NAZIM BESSOL (BOTOLA)

Nous avons souvent écrit dans ces mêmes colonnes ( ndlr – BOTOLA) que la gestion de la Confédération africaine et les décisions de son Comité exécutif se changeaient le plus souvent au grès du vent. L’annonce mardi dernier de l’annulation de la CAN féminine 2020, un énième caillou dans la chaussure d’Ahmad Ahmad, en est une parfaite illustration. Incapable de la domicilier avant même la pandémie mondiale de Covid-19, la CAN féminine, ramenée à 12 équipes au lieu de 8, est devenue un fardeau. Au contraire du CHAN ou de la CAN 2021 qui ont été déplacés respectivement à janvier 2021 et janvier 2022, la CAN féminine, elle, à tout bonnement été annulée !

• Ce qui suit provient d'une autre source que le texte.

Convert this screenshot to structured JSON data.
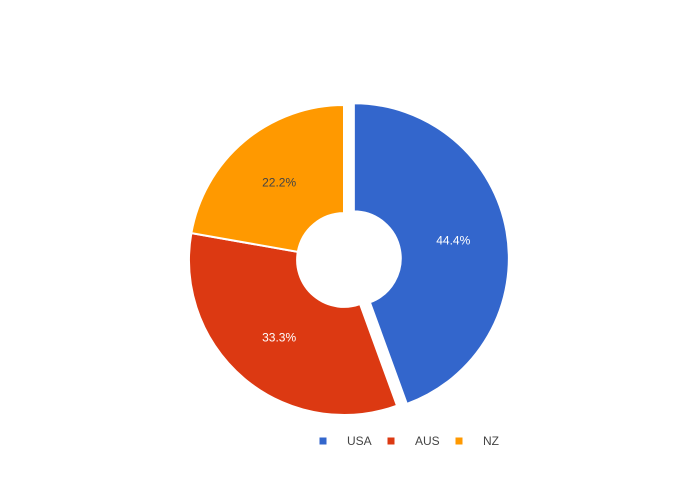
{
  "chart_data": {
    "type": "pie",
    "hole": 0.55,
    "title": "",
    "labels": [
      "USA",
      "AUS",
      "NZ"
    ],
    "values": [
      44.4,
      33.3,
      22.2
    ],
    "text_labels": [
      "44.4%",
      "33.3%",
      "22.2%"
    ],
    "colors": [
      "#3366cc",
      "#dc3912",
      "#ff9900"
    ],
    "label_colors": [
      "#ffffff",
      "#ffffff",
      "#444444"
    ],
    "pulled_slice": "USA",
    "start_angle_deg": 0,
    "direction": "clockwise",
    "legend": {
      "orientation": "horizontal",
      "placement": "bottom-center",
      "items": [
        {
          "label": "USA",
          "color": "#3366cc"
        },
        {
          "label": "AUS",
          "color": "#dc3912"
        },
        {
          "label": "NZ",
          "color": "#ff9900"
        }
      ]
    }
  }
}
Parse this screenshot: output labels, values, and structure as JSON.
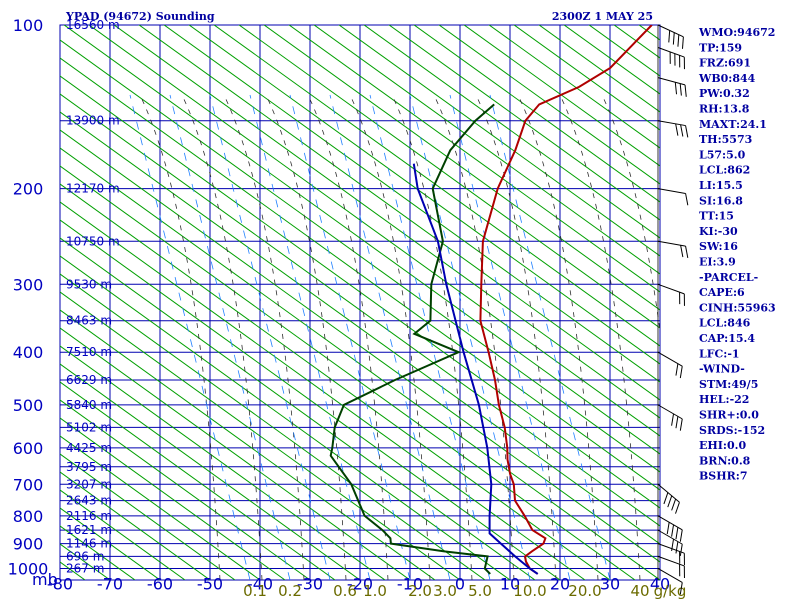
{
  "header": {
    "title": "YPAD (94672) Sounding",
    "datetime": "2300Z  1 MAY 25"
  },
  "chart_data": {
    "type": "line",
    "title": "YPAD (94672) Sounding",
    "yaxis": {
      "unit_label": "mb",
      "pressure_levels": [
        100,
        200,
        300,
        400,
        500,
        600,
        700,
        800,
        900,
        1000
      ],
      "scale": "log",
      "range": [
        100,
        1050
      ]
    },
    "xaxis": {
      "ticks": [
        -80,
        -70,
        -60,
        -50,
        -40,
        -30,
        -20,
        -10,
        0,
        10,
        20,
        30,
        40
      ],
      "range": [
        -80,
        40
      ]
    },
    "height_labels": [
      {
        "label": "16560 m",
        "p": 100
      },
      {
        "label": "13900 m",
        "p": 150
      },
      {
        "label": "12170 m",
        "p": 200
      },
      {
        "label": "10750 m",
        "p": 250
      },
      {
        "label": "9530 m",
        "p": 300
      },
      {
        "label": "8463 m",
        "p": 350
      },
      {
        "label": "7510 m",
        "p": 400
      },
      {
        "label": "6629 m",
        "p": 450
      },
      {
        "label": "5840 m",
        "p": 500
      },
      {
        "label": "5102 m",
        "p": 550
      },
      {
        "label": "4425 m",
        "p": 600
      },
      {
        "label": "3795 m",
        "p": 650
      },
      {
        "label": "3207 m",
        "p": 700
      },
      {
        "label": "2643 m",
        "p": 750
      },
      {
        "label": "2116 m",
        "p": 800
      },
      {
        "label": "1621 m",
        "p": 850
      },
      {
        "label": "1146 m",
        "p": 900
      },
      {
        "label": "696 m",
        "p": 950
      },
      {
        "label": "267 m",
        "p": 1000
      }
    ],
    "mixing_ratio_labels": [
      "0.1",
      "0.2",
      "0.6",
      "1.0",
      "2.0",
      "3.0",
      "5.0",
      "10.0",
      "20.0",
      "40",
      "g/kg"
    ],
    "series": [
      {
        "values": [
          {
            "p": 1023,
            "t": 14.5
          },
          {
            "p": 1000,
            "t": 12
          },
          {
            "p": 970,
            "t": 10
          },
          {
            "p": 950,
            "t": 9
          },
          {
            "p": 930,
            "t": 9.5
          },
          {
            "p": 900,
            "t": 10.5
          },
          {
            "p": 880,
            "t": 10
          },
          {
            "p": 850,
            "t": 6
          },
          {
            "p": 800,
            "t": 2
          },
          {
            "p": 750,
            "t": -2.5
          },
          {
            "p": 700,
            "t": -5.5
          },
          {
            "p": 670,
            "t": -8
          },
          {
            "p": 630,
            "t": -11
          },
          {
            "p": 600,
            "t": -13
          },
          {
            "p": 550,
            "t": -17
          },
          {
            "p": 500,
            "t": -22
          },
          {
            "p": 450,
            "t": -27
          },
          {
            "p": 400,
            "t": -33
          },
          {
            "p": 350,
            "t": -40
          },
          {
            "p": 300,
            "t": -46
          },
          {
            "p": 250,
            "t": -53
          },
          {
            "p": 200,
            "t": -59
          },
          {
            "p": 170,
            "t": -62
          },
          {
            "p": 150,
            "t": -65
          },
          {
            "p": 140,
            "t": -65
          },
          {
            "p": 130,
            "t": -60
          },
          {
            "p": 120,
            "t": -57
          },
          {
            "p": 100,
            "t": -56
          }
        ],
        "color": "#b00000"
      },
      {
        "values": [
          {
            "p": 1023,
            "t": 5
          },
          {
            "p": 1000,
            "t": 3
          },
          {
            "p": 950,
            "t": 1.5
          },
          {
            "p": 930,
            "t": -8
          },
          {
            "p": 900,
            "t": -20
          },
          {
            "p": 880,
            "t": -21
          },
          {
            "p": 850,
            "t": -24
          },
          {
            "p": 800,
            "t": -30
          },
          {
            "p": 700,
            "t": -38
          },
          {
            "p": 620,
            "t": -47
          },
          {
            "p": 600,
            "t": -48
          },
          {
            "p": 550,
            "t": -51
          },
          {
            "p": 500,
            "t": -53
          },
          {
            "p": 450,
            "t": -47
          },
          {
            "p": 400,
            "t": -39
          },
          {
            "p": 370,
            "t": -51
          },
          {
            "p": 350,
            "t": -50
          },
          {
            "p": 300,
            "t": -56
          },
          {
            "p": 250,
            "t": -61
          },
          {
            "p": 200,
            "t": -72
          },
          {
            "p": 170,
            "t": -75
          },
          {
            "p": 150,
            "t": -75
          },
          {
            "p": 140,
            "t": -74
          }
        ],
        "color": "#004000"
      },
      {
        "values": [
          {
            "p": 1023,
            "t": 14.5
          },
          {
            "p": 1000,
            "t": 12
          },
          {
            "p": 950,
            "t": 7
          },
          {
            "p": 900,
            "t": 2
          },
          {
            "p": 862,
            "t": -2
          },
          {
            "p": 800,
            "t": -5
          },
          {
            "p": 700,
            "t": -10
          },
          {
            "p": 600,
            "t": -17
          },
          {
            "p": 500,
            "t": -26
          },
          {
            "p": 400,
            "t": -38
          },
          {
            "p": 300,
            "t": -53
          },
          {
            "p": 250,
            "t": -62
          },
          {
            "p": 200,
            "t": -75
          },
          {
            "p": 180,
            "t": -80
          }
        ],
        "color": "#0000b0"
      }
    ],
    "wind_barbs": [
      {
        "p": 1000,
        "dir": 300,
        "kt": 10
      },
      {
        "p": 950,
        "dir": 290,
        "kt": 15
      },
      {
        "p": 900,
        "dir": 290,
        "kt": 20
      },
      {
        "p": 850,
        "dir": 300,
        "kt": 30
      },
      {
        "p": 800,
        "dir": 300,
        "kt": 35
      },
      {
        "p": 700,
        "dir": 310,
        "kt": 40
      },
      {
        "p": 500,
        "dir": 300,
        "kt": 25
      },
      {
        "p": 400,
        "dir": 300,
        "kt": 20
      },
      {
        "p": 300,
        "dir": 290,
        "kt": 15
      },
      {
        "p": 250,
        "dir": 280,
        "kt": 15
      },
      {
        "p": 200,
        "dir": 280,
        "kt": 10
      },
      {
        "p": 150,
        "dir": 280,
        "kt": 25
      },
      {
        "p": 125,
        "dir": 285,
        "kt": 30
      },
      {
        "p": 110,
        "dir": 290,
        "kt": 35
      },
      {
        "p": 100,
        "dir": 295,
        "kt": 40
      }
    ]
  },
  "indices": [
    "WMO:94672",
    "TP:159",
    "FRZ:691",
    "WB0:844",
    "PW:0.32",
    "RH:13.8",
    "MAXT:24.1",
    "TH:5573",
    "L57:5.0",
    "LCL:862",
    "LI:15.5",
    "SI:16.8",
    "TT:15",
    "KI:-30",
    "SW:16",
    "EI:3.9",
    "-PARCEL-",
    "CAPE:6",
    "CINH:55963",
    "LCL:846",
    "CAP:15.4",
    "LFC:-1",
    "-WIND-",
    "STM:49/5",
    "HEL:-22",
    "SHR+:0.0",
    "SRDS:-152",
    "EHI:0.0",
    "BRN:0.8",
    "BSHR:7"
  ],
  "colors": {
    "grid": "#0000b0",
    "dry_adiabat": "#00a000",
    "moist_adiabat": "#303030",
    "mixing_ratio": "#2080ff",
    "temperature": "#b00000",
    "dewpoint": "#004000",
    "parcel": "#0000b0",
    "text": "#0000a0",
    "mixing_label": "#6b6b00"
  }
}
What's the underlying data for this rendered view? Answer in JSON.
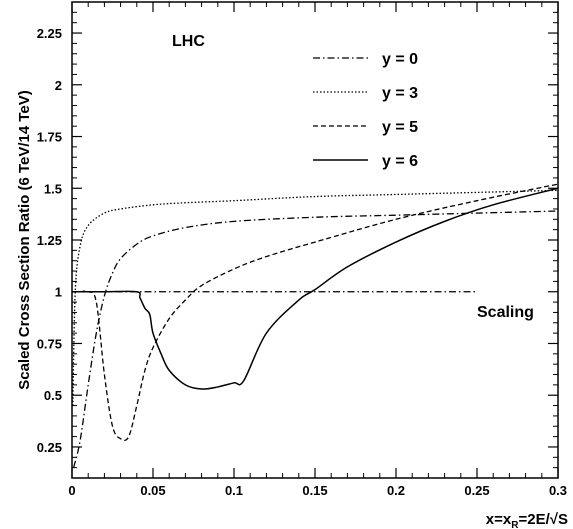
{
  "chart_data": {
    "type": "line",
    "title": "",
    "xlabel": "x=x_R=2E/√S",
    "xlabel_parts": [
      "x=x",
      "R",
      "=2E/√S"
    ],
    "ylabel": "Scaled Cross Section Ratio (6 TeV/14 TeV)",
    "xlim": [
      0,
      0.3
    ],
    "ylim": [
      0.1,
      2.4
    ],
    "xticks": [
      0,
      0.05,
      0.1,
      0.15,
      0.2,
      0.25,
      0.3
    ],
    "xtick_labels": [
      "0",
      "0.05",
      "0.1",
      "0.15",
      "0.2",
      "0.25",
      "0.3"
    ],
    "yticks": [
      0.25,
      0.5,
      0.75,
      1,
      1.25,
      1.5,
      1.75,
      2,
      2.25
    ],
    "ytick_labels": [
      "0.25",
      "0.5",
      "0.75",
      "1",
      "1.25",
      "1.5",
      "1.75",
      "2",
      "2.25"
    ],
    "grid": false,
    "legend_position": "top-right",
    "annotations": {
      "lhc": "LHC",
      "scaling": "Scaling"
    },
    "series": [
      {
        "name": "y = 0",
        "style": "dashdot",
        "x": [
          0.001,
          0.005,
          0.01,
          0.015,
          0.02,
          0.025,
          0.03,
          0.04,
          0.05,
          0.07,
          0.1,
          0.15,
          0.2,
          0.25,
          0.3
        ],
        "y": [
          0.15,
          0.28,
          0.55,
          0.8,
          0.98,
          1.09,
          1.16,
          1.23,
          1.27,
          1.31,
          1.34,
          1.36,
          1.37,
          1.38,
          1.39
        ]
      },
      {
        "name": "y = 3",
        "style": "dotted",
        "x": [
          0.0005,
          0.002,
          0.005,
          0.01,
          0.02,
          0.03,
          0.05,
          0.07,
          0.1,
          0.15,
          0.2,
          0.25,
          0.3
        ],
        "y": [
          0.45,
          1.0,
          1.22,
          1.32,
          1.38,
          1.4,
          1.42,
          1.43,
          1.44,
          1.46,
          1.47,
          1.48,
          1.49
        ]
      },
      {
        "name": "y = 5",
        "style": "dashed",
        "x": [
          0.0,
          0.005,
          0.01,
          0.015,
          0.02,
          0.025,
          0.03,
          0.035,
          0.04,
          0.045,
          0.05,
          0.06,
          0.07,
          0.08,
          0.1,
          0.12,
          0.15,
          0.2,
          0.25,
          0.3
        ],
        "y": [
          1.0,
          1.0,
          1.0,
          0.95,
          0.6,
          0.35,
          0.29,
          0.3,
          0.45,
          0.62,
          0.73,
          0.87,
          0.96,
          1.03,
          1.11,
          1.17,
          1.24,
          1.35,
          1.44,
          1.52
        ]
      },
      {
        "name": "y = 6",
        "style": "solid",
        "x": [
          0.0,
          0.02,
          0.04,
          0.042,
          0.045,
          0.048,
          0.05,
          0.055,
          0.06,
          0.07,
          0.08,
          0.09,
          0.1,
          0.106,
          0.12,
          0.14,
          0.15,
          0.17,
          0.2,
          0.23,
          0.26,
          0.3
        ],
        "y": [
          1.0,
          1.0,
          1.0,
          0.97,
          0.92,
          0.89,
          0.8,
          0.7,
          0.62,
          0.55,
          0.53,
          0.54,
          0.56,
          0.57,
          0.8,
          0.96,
          1.01,
          1.12,
          1.24,
          1.34,
          1.42,
          1.5
        ]
      },
      {
        "name": "Scaling",
        "style": "dashdot",
        "x": [
          0.0,
          0.25
        ],
        "y": [
          1.0,
          1.0
        ]
      }
    ]
  }
}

La raison d’une telle décision ? la CAF préfère communiquer sur la nouvelle compétition : la Ligue des champions féminine. Une compétition dont la naissance est strictement liée aux fonds débloqués par la FIFA pour le développement féminin. Sinon comment expliquer le revirement à 180° du Comex sur la question ? Le premier vice-président de la CAF, Constant Omari, affirmait au mois de mars dernier à Kinshasa, devant un parterre de journalistes ce qui suit : « pourquoi nous n’avons pas de championnat interclub de football féminin en Afrique ? Cette problématique est posée, si j’ai bonne mémoire, depuis plus de 10 ans. (…) . Voici la réflexion pour qu’il y ait une compétition interclubs africaine, il faudrait qu’il y ait d’abord les compétitions interclubs nationales, lesquelles produisent leurs champions au niveau africain et nous les fédérons dans les compétitions interclubs africaines.»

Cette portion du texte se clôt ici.